The only quarry I am worthy of claiming is a helpless infant. How poetic.

 

It would be insultingly easy to end the creature’s life. It was orphaned, it might as well be a mercy kill, a better death than slow starvation and neglect. It stopped wailing for a moment, looking up at the primarch with a whimper. It pulled its tiny arms out of the fabric and reached out at him, as if in request. The primarch had an urge to laugh out loud. The infant had asked the Death Lord, the Prince of Decay, the fountain from which all manner of disease and infection flowed, to hold it.

 

An utterly fearless child, he thought. It, in spite of everything, was fighting to hold on to its short, insignificant life.

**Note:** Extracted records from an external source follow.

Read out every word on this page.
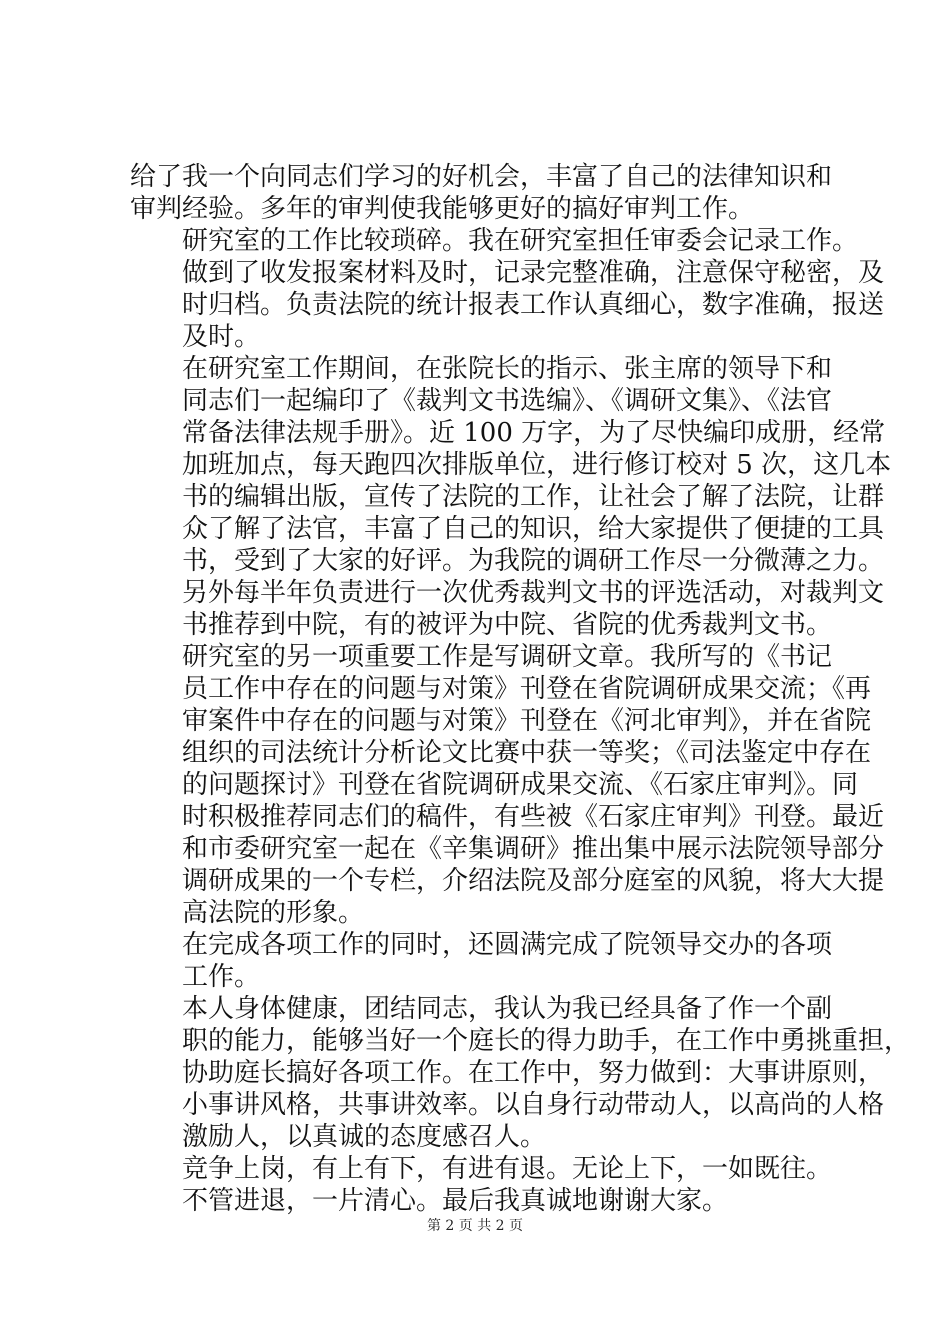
给了我一个向同志们学习的好机会，丰富了自己的法律知识和
审判经验。多年的审判使我能够更好的搞好审判工作。

研究室的工作比较琐碎。我在研究室担任审委会记录工作。
做到了收发报案材料及时，记录完整准确，注意保守秘密，及
时归档。负责法院的统计报表工作认真细心，数字准确，报送
及时。

在研究室工作期间，在张院长的指示、张主席的领导下和
同志们一起编印了《裁判文书选编》、《调研文集》、《法官
常备法律法规手册》。近 100 万字，为了尽快编印成册，经常
加班加点，每天跑四次排版单位，进行修订校对 5 次，这几本
书的编辑出版，宣传了法院的工作，让社会了解了法院，让群
众了解了法官，丰富了自己的知识，给大家提供了便捷的工具
书，受到了大家的好评。为我院的调研工作尽一分微薄之力。
另外每半年负责进行一次优秀裁判文书的评选活动，对裁判文
书推荐到中院，有的被评为中院、省院的优秀裁判文书。

研究室的另一项重要工作是写调研文章。我所写的《书记
员工作中存在的问题与对策》刊登在省院调研成果交流；《再
审案件中存在的问题与对策》刊登在《河北审判》，并在省院
组织的司法统计分析论文比赛中获一等奖；《司法鉴定中存在
的问题探讨》刊登在省院调研成果交流、《石家庄审判》。同
时积极推荐同志们的稿件，有些被《石家庄审判》刊登。最近
和市委研究室一起在《辛集调研》推出集中展示法院领导部分
调研成果的一个专栏，介绍法院及部分庭室的风貌，将大大提
高法院的形象。

在完成各项工作的同时，还圆满完成了院领导交办的各项
工作。

本人身体健康，团结同志，我认为我已经具备了作一个副
职的能力，能够当好一个庭长的得力助手，在工作中勇挑重担，
协助庭长搞好各项工作。在工作中，努力做到：大事讲原则，
小事讲风格，共事讲效率。以自身行动带动人，以高尚的人格
激励人，以真诚的态度感召人。

竞争上岗，有上有下，有进有退。无论上下，一如既往。
不管进退，一片清心。最后我真诚地谢谢大家。

第 2 页 共 2 页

Killing it would not accomplish anything. Why not let the poor thing keep clinging on? A meager prize, but a prize nonetheless.

 

A child is useful enough, he supposed. My redemption may not come today, but it will come. And perhaps it will make a decent trinket for the Grandfather. No doubt he will find it amusing. An infant is a weak, screeching, repulsive little thing, constantly soiling itself and others, not dissimilar from a Nurgling. But how to transport it?

 

The virulent presence of Mortarion and the Death Guard would infect and kill any human eventually, especially one with an underdeveloped immune system. He could not touch it without killing it. There was really only one way to move it, even though the thought repulsed him. A small bubble of faint light encased the child as they, still swaddled in their green-dyed wrapping, were lifted off of their mother’s back. Mortarion despised using this ability of his, but his “father” had made him this way, after all. And it wasn’t like he hadn’t been forced to utilize it in his service to Nurgle before. The infant stopped crying, cooing and babbling in amazement as they found themself dangling in the air.

 

Mortarion and his legion left Wosan, with the orphaned infant in tow.